Stocks were little changed in a volatile session on Tuesday as investors struggled to determine whether equities were fairly priced, given persisting uncertainties in Europe.
After opening flat, the S&P and Nasdaq briefly rose as much as 1 percent before paring gains by midday. The CBOE Volatility index <.VIX> was 0.7 percent higher and has soared 54 percent since the start of August.
Industrial issues were higher and big-cap technology shares boosted the Nasdaq, but continued doubt about political support for Greece from European leaders capped gains.
Consumer staple shares were the biggest decliners, weighed by Best Buy Co Inc
Large-cap stocks that pay dividends are viewed by some as relatively safe from market risk.

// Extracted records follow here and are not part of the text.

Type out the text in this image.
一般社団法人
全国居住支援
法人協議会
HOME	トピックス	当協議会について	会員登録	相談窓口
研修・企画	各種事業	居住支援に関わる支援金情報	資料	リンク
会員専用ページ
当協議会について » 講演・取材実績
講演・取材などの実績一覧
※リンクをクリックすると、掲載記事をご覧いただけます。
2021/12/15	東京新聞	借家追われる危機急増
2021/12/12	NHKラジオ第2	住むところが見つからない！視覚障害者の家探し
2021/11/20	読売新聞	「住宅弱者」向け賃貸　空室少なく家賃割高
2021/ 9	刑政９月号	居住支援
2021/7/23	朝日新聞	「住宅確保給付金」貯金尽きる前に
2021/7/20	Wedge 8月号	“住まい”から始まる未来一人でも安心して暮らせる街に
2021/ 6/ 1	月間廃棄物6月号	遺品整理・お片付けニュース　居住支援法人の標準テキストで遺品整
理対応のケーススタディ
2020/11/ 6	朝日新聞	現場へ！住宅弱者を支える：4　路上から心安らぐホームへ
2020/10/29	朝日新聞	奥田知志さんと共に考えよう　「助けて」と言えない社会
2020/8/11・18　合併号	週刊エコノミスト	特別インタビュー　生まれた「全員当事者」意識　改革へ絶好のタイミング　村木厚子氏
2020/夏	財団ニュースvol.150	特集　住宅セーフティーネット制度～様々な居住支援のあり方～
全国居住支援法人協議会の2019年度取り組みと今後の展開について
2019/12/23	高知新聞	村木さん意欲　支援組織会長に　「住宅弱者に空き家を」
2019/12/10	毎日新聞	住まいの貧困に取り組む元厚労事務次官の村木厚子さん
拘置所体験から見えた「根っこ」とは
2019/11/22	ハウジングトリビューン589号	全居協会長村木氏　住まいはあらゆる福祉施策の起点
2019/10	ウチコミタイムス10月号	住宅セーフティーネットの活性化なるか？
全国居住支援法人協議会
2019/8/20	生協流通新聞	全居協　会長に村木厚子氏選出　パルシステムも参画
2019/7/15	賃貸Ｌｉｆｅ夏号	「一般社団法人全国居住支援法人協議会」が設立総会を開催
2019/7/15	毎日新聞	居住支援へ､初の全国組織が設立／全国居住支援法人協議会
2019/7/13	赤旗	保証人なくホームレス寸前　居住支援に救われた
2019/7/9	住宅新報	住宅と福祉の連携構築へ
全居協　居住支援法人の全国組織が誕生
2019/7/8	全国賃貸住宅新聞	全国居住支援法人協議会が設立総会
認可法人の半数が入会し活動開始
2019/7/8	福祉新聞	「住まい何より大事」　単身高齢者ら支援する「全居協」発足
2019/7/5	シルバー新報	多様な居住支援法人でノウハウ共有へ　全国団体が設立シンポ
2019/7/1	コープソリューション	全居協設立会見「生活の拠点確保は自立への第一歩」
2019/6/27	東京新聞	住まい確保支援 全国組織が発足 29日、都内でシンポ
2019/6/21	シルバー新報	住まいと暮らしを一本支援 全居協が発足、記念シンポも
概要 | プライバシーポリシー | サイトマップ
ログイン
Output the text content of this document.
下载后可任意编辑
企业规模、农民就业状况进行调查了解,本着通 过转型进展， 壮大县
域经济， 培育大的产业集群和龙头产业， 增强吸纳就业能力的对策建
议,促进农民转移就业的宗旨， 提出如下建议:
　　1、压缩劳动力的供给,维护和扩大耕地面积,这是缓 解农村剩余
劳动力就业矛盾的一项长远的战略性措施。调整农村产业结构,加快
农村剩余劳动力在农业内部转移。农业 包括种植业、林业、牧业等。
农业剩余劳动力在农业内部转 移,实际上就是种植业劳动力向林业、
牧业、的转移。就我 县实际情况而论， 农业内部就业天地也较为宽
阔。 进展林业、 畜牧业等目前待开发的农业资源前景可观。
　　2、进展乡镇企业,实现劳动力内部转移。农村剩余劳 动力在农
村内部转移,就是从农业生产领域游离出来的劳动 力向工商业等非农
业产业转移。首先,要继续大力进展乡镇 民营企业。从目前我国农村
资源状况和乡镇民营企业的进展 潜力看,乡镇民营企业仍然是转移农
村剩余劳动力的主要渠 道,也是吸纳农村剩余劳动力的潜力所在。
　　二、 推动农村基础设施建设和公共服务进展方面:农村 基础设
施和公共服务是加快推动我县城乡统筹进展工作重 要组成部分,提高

There are two theories: the idea that stocks are overvalued, given global issues that could signal another recession, and the idea that stocks are cheap by historical standards, said Brian Battle, vice president of trading at Performance Trust Capital Partners in Chicago.
We're going to wrestle around and remain range-bound until we figure out which theory is true.
The Dow Jones industrial average <.DJI> was down 9.39 points, or 0.08 percent, at 11,051.73. The Standard & Poor's 500 Index <.SPX> was up 2.83 points, or 0.24 percent, at 1,165.10. The Nasdaq Composite Index <.IXIC> was up 14.30 points, or 0.57 percent, at 2,509.39.
Best Buy said quarterly sales were flat, missing estimates on weak demand for televisions, but the big consumer electronics chain stood by its fiscal-year revenue outlook. Shares slid 8 percent to $22.97.
In the latest economic data, U.S. import prices fell in August due to lower fuel, food and industrial material costs, the Labor Department said.
German Chancellor Angela Merkel and President Nicolas Sarkozy were determined to do what is necessary and were going to take action today, a French government source said, but Sarkozy's office denied a joint statement was planned.
Merkel sought to quash talk of an imminent Greek default, saying Europe was doing everything in its power to avoid a default.
About 59 percent of stocks traded on the New York Stock Exchange rose, while 63 percent of Nasdaq-listed stocks were in positive territory. Volume was below average.